How is crowdfunding disrupting the venture capital industry?
Equity crowdfunding will grow – but into more niche platforms, says Rosemont Group's Freddie Achom
Transcript
In 2016, businesses raised more money from crowdfunding than from venture capital, according to the World Bank. But the vast majority of crowdfunding cash is raised as debt, rather than equity. Is there a real future for equity crowdfunding? And how much is it disrupting more traditional funding models? Freddie Achom, founder and CEO of Rosemont Group, answers our questions. In the rest of our interview with Freddie Achom he talks about venture capital’s performance in 2017 so far; and how Rosemont Group itself is innovating in the private equity industry.
European CEO: I’m with Freddie Achom, founder and CEO of Rosemont Group, and we’re discussing the latest trends in venture capital and private equity.
How much is crowdfunding disrupting more traditional funding models?
Freddie Achom: It’s disrupted the investment model. If you look at it purely from a fee basis for instance, you’ve got private equity businesses still charging two to three percent to manage investments. Twenty percent carry in terms of profits. And all these are sort of, slightly archaic, as the crowdfunding model completely bypasses that. It allows you to direct invest, bypassing those fees. It also allows you to drill down further in the data that you’re receiving from the campaigners.
So, really crowdfunding for most investors allows them a whole new pool of enterprises and entrepreneurs that ordinarily would have been restricted to the more corporate VCs.
European CEO: Do people approach crowdfunding with a different risk profile to more traditional VC investments?
Freddie Achom: Yes, certainly. VCs really tick a lot of boxes before going into investments, whereas I don’t think they do that so much with crowdfunding. It’s almost the romance of investing in a business that’s in technology, or within a particular sector that you find somewhat enticing.

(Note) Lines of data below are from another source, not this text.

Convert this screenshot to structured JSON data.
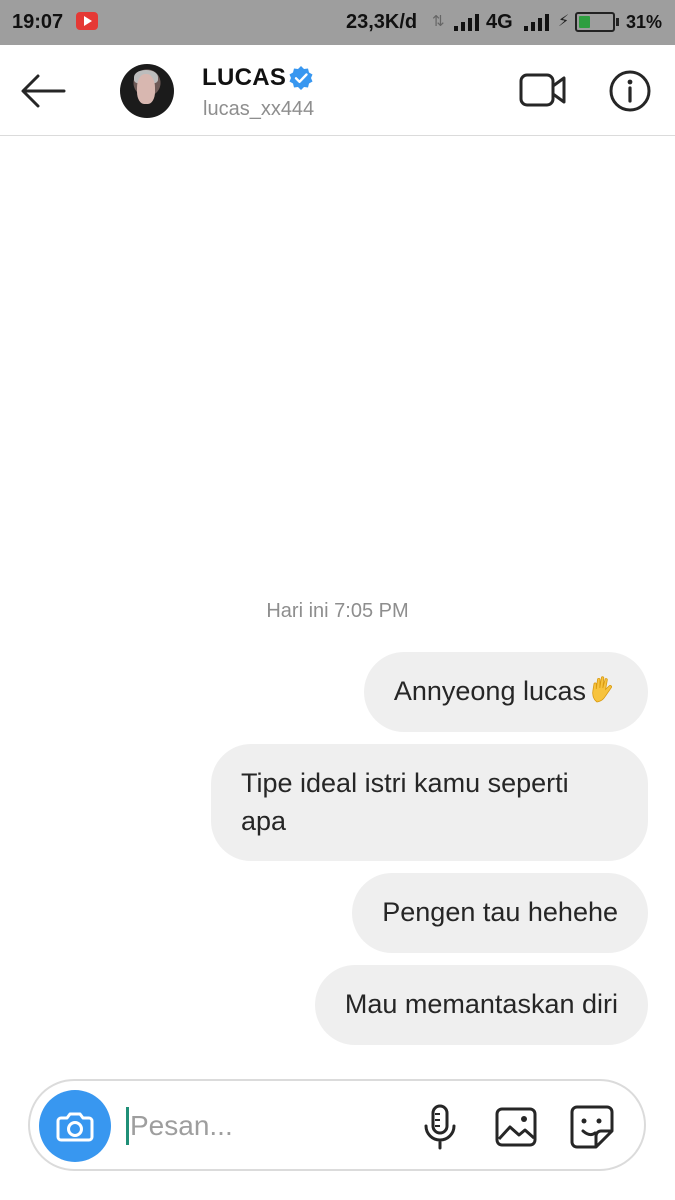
{
  "status_bar": {
    "time": "19:07",
    "speed": "23,3K/d",
    "data_arrows": "⇅",
    "network": "4G",
    "battery_level": 0.31,
    "battery_percent": "31%",
    "icons": [
      "youtube-notification-icon",
      "signal-icon",
      "signal-icon",
      "charging-bolt-icon",
      "battery-icon"
    ]
  },
  "header": {
    "name": "LUCAS",
    "username": "lucas_xx444",
    "verified": true,
    "icons": [
      "back-arrow-icon",
      "video-call-icon",
      "info-icon",
      "verified-badge-icon"
    ]
  },
  "conversation": {
    "timestamp": "Hari ini 7:05 PM",
    "messages": [
      {
        "text": "Annyeong lucas",
        "emoji": "raised-hand"
      },
      {
        "text": "Tipe ideal istri kamu seperti apa"
      },
      {
        "text": "Pengen tau hehehe"
      },
      {
        "text": "Mau memantaskan diri"
      }
    ]
  },
  "composer": {
    "placeholder": "Pesan...",
    "value": "",
    "icons": [
      "camera-icon",
      "microphone-icon",
      "gallery-icon",
      "sticker-icon"
    ]
  },
  "colors": {
    "status_bar": "#9e9e9e",
    "bubble": "#efefef",
    "accent": "#3897f0",
    "verified": "#3897f0"
  }
}
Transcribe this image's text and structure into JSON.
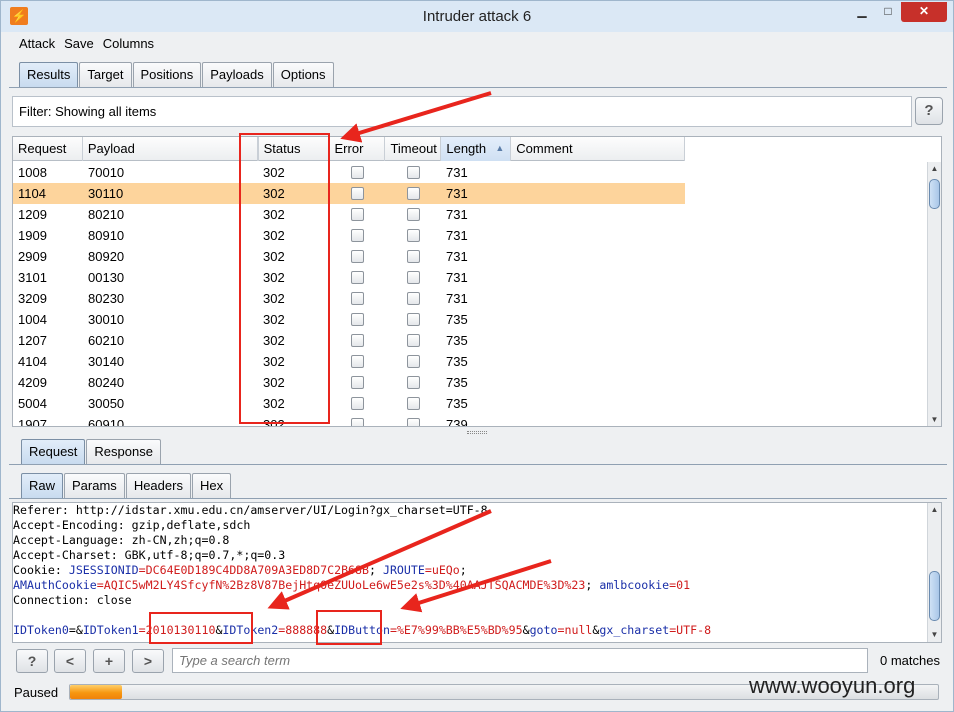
{
  "window": {
    "title": "Intruder attack 6",
    "minimize": "▁",
    "maximize": "□",
    "close": "✕",
    "app_icon": "burp-logo-icon"
  },
  "menu": [
    "Attack",
    "Save",
    "Columns"
  ],
  "main_tabs": [
    {
      "label": "Results",
      "active": true
    },
    {
      "label": "Target",
      "active": false
    },
    {
      "label": "Positions",
      "active": false
    },
    {
      "label": "Payloads",
      "active": false
    },
    {
      "label": "Options",
      "active": false
    }
  ],
  "filter": {
    "text": "Filter: Showing all items",
    "help": "?"
  },
  "table": {
    "columns": [
      "Request",
      "Payload",
      "",
      "Status",
      "Error",
      "Timeout",
      "Length",
      "Comment"
    ],
    "sorted_column": "Length",
    "sort_arrow": "▲",
    "selected_row": 1,
    "rows": [
      {
        "request": "1008",
        "payload": "70010",
        "status": "302",
        "length": "731"
      },
      {
        "request": "1104",
        "payload": "30110",
        "status": "302",
        "length": "731"
      },
      {
        "request": "1209",
        "payload": "80210",
        "status": "302",
        "length": "731"
      },
      {
        "request": "1909",
        "payload": "80910",
        "status": "302",
        "length": "731"
      },
      {
        "request": "2909",
        "payload": "80920",
        "status": "302",
        "length": "731"
      },
      {
        "request": "3101",
        "payload": "00130",
        "status": "302",
        "length": "731"
      },
      {
        "request": "3209",
        "payload": "80230",
        "status": "302",
        "length": "731"
      },
      {
        "request": "1004",
        "payload": "30010",
        "status": "302",
        "length": "735"
      },
      {
        "request": "1207",
        "payload": "60210",
        "status": "302",
        "length": "735"
      },
      {
        "request": "4104",
        "payload": "30140",
        "status": "302",
        "length": "735"
      },
      {
        "request": "4209",
        "payload": "80240",
        "status": "302",
        "length": "735"
      },
      {
        "request": "5004",
        "payload": "30050",
        "status": "302",
        "length": "735"
      },
      {
        "request": "1907",
        "payload": "60910",
        "status": "302",
        "length": "739"
      }
    ]
  },
  "detail_tabs": [
    {
      "label": "Request",
      "active": true
    },
    {
      "label": "Response",
      "active": false
    }
  ],
  "view_tabs": [
    {
      "label": "Raw",
      "active": true
    },
    {
      "label": "Params",
      "active": false
    },
    {
      "label": "Headers",
      "active": false
    },
    {
      "label": "Hex",
      "active": false
    }
  ],
  "raw": {
    "referer": "Referer: http://idstar.xmu.edu.cn/amserver/UI/Login?gx_charset=UTF-8",
    "accept_encoding": "Accept-Encoding: gzip,deflate,sdch",
    "accept_language": "Accept-Language: zh-CN,zh;q=0.8",
    "accept_charset": "Accept-Charset: GBK,utf-8;q=0.7,*;q=0.3",
    "cookie_prefix": "Cookie: ",
    "cookie_k1": "JSESSIONID",
    "cookie_v1": "=DC64E0D189C4DD8A709A3ED8D7C2B68B",
    "cookie_sep1": "; ",
    "cookie_k2": "JROUTE",
    "cookie_v2": "=uEQo",
    "cookie_end": ";",
    "amauth_k": "AMAuthCookie",
    "amauth_v": "=AQIC5wM2LY4SfcyfN%2Bz8V87",
    "amauth_v2": "BejHtqOeZUUoLe6wE5e2s%3D%40AAJTSQACMDE%3D%23",
    "amauth_sep": "; ",
    "amlb_k": "amlbcookie",
    "amlb_v": "=01",
    "connection": "Connection: close",
    "p_k0": "IDToken0",
    "p_eq0": "=&",
    "p_k1": "IDToken1",
    "p_v1": "=2010130110",
    "p_amp1": "&",
    "p_k2": "IDToken2",
    "p_v2": "=888888",
    "p_amp2": "&",
    "p_k3": "IDButton",
    "p_v3": "=%E7%99%BB%E5%BD%95",
    "p_amp3": "&",
    "p_k4": "goto",
    "p_v4": "=null",
    "p_amp4": "&",
    "p_k5": "gx_charset",
    "p_v5": "=UTF-8"
  },
  "search": {
    "help": "?",
    "prev": "<",
    "add": "+",
    "next": ">",
    "placeholder": "Type a search term",
    "matches": "0 matches"
  },
  "status": {
    "text": "Paused",
    "progress": 0.06
  },
  "watermark": "www.wooyun.org",
  "colors": {
    "selected_row": "#fdd49c",
    "annotation": "#e8251d",
    "progress": "#f79710"
  }
}
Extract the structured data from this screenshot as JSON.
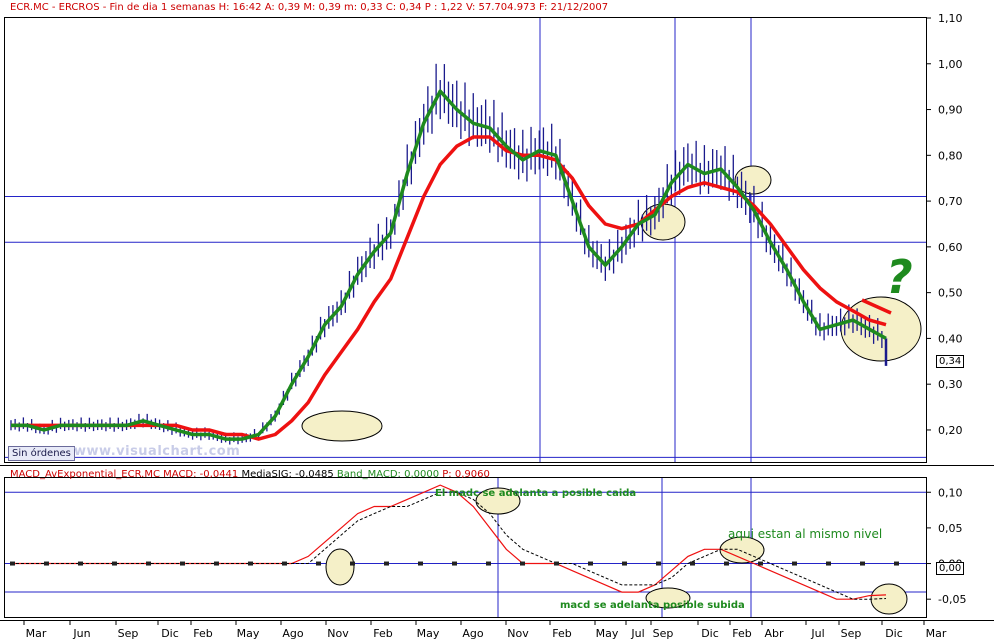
{
  "price_panel": {
    "header": {
      "symbol": "ECR.MC - ERCROS - Fin de dia 1 semanas",
      "h": "H: 16:42",
      "a": "A: 0,39",
      "m_high": "M: 0,39",
      "m_low": "m: 0,33",
      "c": "C: 0,34",
      "p": "P : 1,22",
      "v": "V: 57.704.973",
      "f": "F: 21/12/2007"
    },
    "last_price_badge": "0,34",
    "orders_button": "Sin órdenes",
    "watermark": "www.visualchart.com",
    "annotation": "?"
  },
  "macd_panel": {
    "header": {
      "name": "MACD_AvExponential_ECR.MC",
      "macd": "MACD: -0,0441",
      "signal": "MediaSIG: -0,0485",
      "band": "Band_MACD: 0,0000",
      "p": "P: 0,9060"
    },
    "zero_badge": "0,00",
    "notes": {
      "top": "El madc se adelanta a posible caida",
      "right": "aqui estan al mismo nivel",
      "bottom": "macd se adelanta posible subida"
    }
  },
  "colors": {
    "price_bars": "#1a1a8c",
    "fast_ma": "#1e8a1e",
    "slow_ma": "#ee1111",
    "hlines": "#2424c8",
    "macd_line": "#ee1111",
    "signal_line": "#000000",
    "ellipse_fill": "#f5f0c8",
    "header_text": "#cc0000"
  },
  "chart_data": [
    {
      "type": "line",
      "title": "ECR.MC - ERCROS - Fin de dia 1 semanas",
      "x": [
        "Mar",
        "Jun",
        "Sep",
        "Dic",
        "Feb",
        "May",
        "Ago",
        "Nov",
        "Feb",
        "May",
        "Ago",
        "Nov",
        "Feb",
        "May",
        "Jul",
        "Sep",
        "Dic",
        "Feb",
        "Abr",
        "Jul",
        "Sep",
        "Dic",
        "Mar"
      ],
      "ylim": [
        0.13,
        1.1
      ],
      "yticks": [
        0.2,
        0.3,
        0.4,
        0.5,
        0.6,
        0.7,
        0.8,
        0.9,
        1.0,
        1.1
      ],
      "ytick_labels": [
        "0,20",
        "0,30",
        "0,40",
        "0,50",
        "0,60",
        "0,70",
        "0,80",
        "0,90",
        "1,00",
        "1,10"
      ],
      "horizontal_lines": [
        0.71,
        0.61,
        0.14
      ],
      "vertical_line_labels": [
        "Nov",
        "Sep",
        "Feb"
      ],
      "series": [
        {
          "values": [
            0.21,
            0.21,
            0.2,
            0.21,
            0.21,
            0.21,
            0.21,
            0.21,
            0.22,
            0.21,
            0.2,
            0.19,
            0.19,
            0.18,
            0.18,
            0.19,
            0.23,
            0.3,
            0.36,
            0.43,
            0.47,
            0.54,
            0.59,
            0.63,
            0.76,
            0.87,
            0.94,
            0.9,
            0.87,
            0.86,
            0.82,
            0.79,
            0.81,
            0.8,
            0.7,
            0.6,
            0.56,
            0.6,
            0.65,
            0.67,
            0.74,
            0.78,
            0.76,
            0.77,
            0.73,
            0.68,
            0.61,
            0.55,
            0.48,
            0.42,
            0.43,
            0.44,
            0.42,
            0.4
          ]
        },
        {
          "values": [
            0.21,
            0.21,
            0.21,
            0.21,
            0.21,
            0.21,
            0.21,
            0.21,
            0.21,
            0.21,
            0.21,
            0.2,
            0.2,
            0.19,
            0.19,
            0.18,
            0.19,
            0.22,
            0.26,
            0.32,
            0.37,
            0.42,
            0.48,
            0.53,
            0.62,
            0.71,
            0.78,
            0.82,
            0.84,
            0.84,
            0.81,
            0.8,
            0.8,
            0.79,
            0.75,
            0.69,
            0.65,
            0.64,
            0.65,
            0.68,
            0.71,
            0.73,
            0.74,
            0.73,
            0.72,
            0.69,
            0.65,
            0.6,
            0.55,
            0.51,
            0.48,
            0.46,
            0.44,
            0.43
          ]
        }
      ],
      "last_price": 0.34
    },
    {
      "type": "line",
      "title": "MACD_AvExponential_ECR.MC",
      "ylim": [
        -0.075,
        0.12
      ],
      "yticks": [
        0.1,
        0.05,
        0.0,
        -0.05
      ],
      "ytick_labels": [
        "0,10",
        "0,05",
        "0,00",
        "-0,05"
      ],
      "horizontal_lines": [
        0.1,
        0.0,
        -0.04
      ],
      "series": [
        {
          "values": [
            0.0,
            0.0,
            0.0,
            0.0,
            0.0,
            0.0,
            0.0,
            0.0,
            0.0,
            0.0,
            0.0,
            0.0,
            0.0,
            0.0,
            0.0,
            0.0,
            0.0,
            0.0,
            0.01,
            0.03,
            0.05,
            0.07,
            0.08,
            0.08,
            0.09,
            0.1,
            0.11,
            0.1,
            0.08,
            0.05,
            0.02,
            0.0,
            0.0,
            0.0,
            -0.01,
            -0.02,
            -0.03,
            -0.04,
            -0.04,
            -0.03,
            -0.01,
            0.01,
            0.02,
            0.02,
            0.01,
            0.0,
            -0.01,
            -0.02,
            -0.03,
            -0.04,
            -0.05,
            -0.05,
            -0.045,
            -0.044
          ]
        },
        {
          "values": [
            0.0,
            0.0,
            0.0,
            0.0,
            0.0,
            0.0,
            0.0,
            0.0,
            0.0,
            0.0,
            0.0,
            0.0,
            0.0,
            0.0,
            0.0,
            0.0,
            0.0,
            0.0,
            0.0,
            0.02,
            0.04,
            0.06,
            0.07,
            0.08,
            0.08,
            0.09,
            0.1,
            0.1,
            0.09,
            0.07,
            0.04,
            0.02,
            0.01,
            0.0,
            0.0,
            -0.01,
            -0.02,
            -0.03,
            -0.03,
            -0.03,
            -0.02,
            0.0,
            0.01,
            0.02,
            0.02,
            0.01,
            0.0,
            -0.01,
            -0.02,
            -0.03,
            -0.04,
            -0.05,
            -0.05,
            -0.049
          ]
        }
      ]
    }
  ]
}
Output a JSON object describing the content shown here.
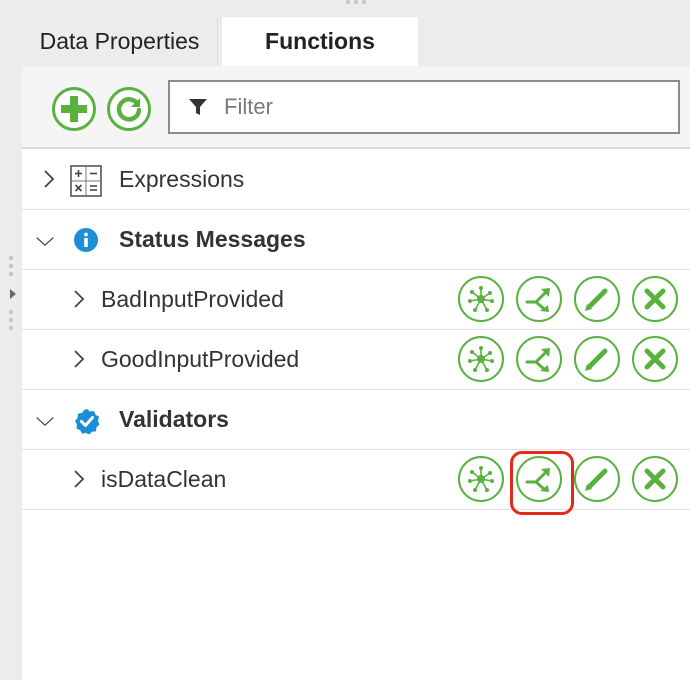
{
  "tabs": [
    {
      "label": "Data Properties",
      "active": false
    },
    {
      "label": "Functions",
      "active": true
    }
  ],
  "toolbar": {
    "add_icon": "plus-icon",
    "refresh_icon": "refresh-icon",
    "filter_placeholder": "Filter",
    "filter_value": ""
  },
  "tree": {
    "expressions": {
      "label": "Expressions",
      "expanded": false,
      "icon": "calculator-icon"
    },
    "status_messages": {
      "label": "Status Messages",
      "expanded": true,
      "icon": "info-icon",
      "items": [
        {
          "label": "BadInputProvided"
        },
        {
          "label": "GoodInputProvided"
        }
      ]
    },
    "validators": {
      "label": "Validators",
      "expanded": true,
      "icon": "check-badge-icon",
      "items": [
        {
          "label": "isDataClean"
        }
      ]
    }
  },
  "row_actions": [
    "network-icon",
    "branch-arrow-icon",
    "edit-pencil-icon",
    "delete-x-icon"
  ],
  "colors": {
    "accent_green": "#5ab140",
    "info_blue": "#1a8fd6",
    "highlight_red": "#e12a1a"
  }
}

You know, quite often we sit at tables now and before it was about bragging about your knowledge of classic cars or wine or art. And today it’s, ‘Oh, I’ve invested in a particular tech company,’ that they believe is going to be the next Google, the next Facebook, and everybody discusses that for 20 minutes. And it’s, you know: it’s bragging rights, basically.
European CEO: Crowdfunding investments are doubling every year, but the vast majority is in debt; so what future do you see for equity crowdfunding?
Freddie Achom: Equity crowdfunding, I think that’s going to grow. It’s just going to become a more niche platform for investors. You’re going to find investors being able to use their life experiences, professional experiences, in order to select their investments a bit more carefully. I think you’re going to find they’ll be broken up into sectors. For instance gaming, educational, music, sports, fashion, not-for-profit. So for us, crowdfunding – even though it’s not fully evolved – I think in the coming years will evolve to an investment vehicle or investment model that will be here to stay.
The World Bank has predicted $93bn in terms of crowdfunding by 2050, or so? And last year was the first year crowdfunding has surpassed VC funding. So that in itself is a serious indicator of things to come.
European CEO: How does it have to evolve to become a more mature marketplace? What does Crowdfunding 3.0, 4.0 look like?
Freddie Achom: I think it will be niche. More niche. Right now crowdfunding is a pool of businesses, but I think you’ll find investors will delve into more businesses that they’re aware of. Platforms are being created as we speak, specifically for certain sectors. So your investor is more knowledgeable in terms of where they’re putting their money into, and whether or not the ideas are plausible and innovative. And also whether or not the investor will see good returns on their money, which is the main thing, really.
European CEO: Freddie, thank you very much.
Freddie Achom: Thank you very much, Paul.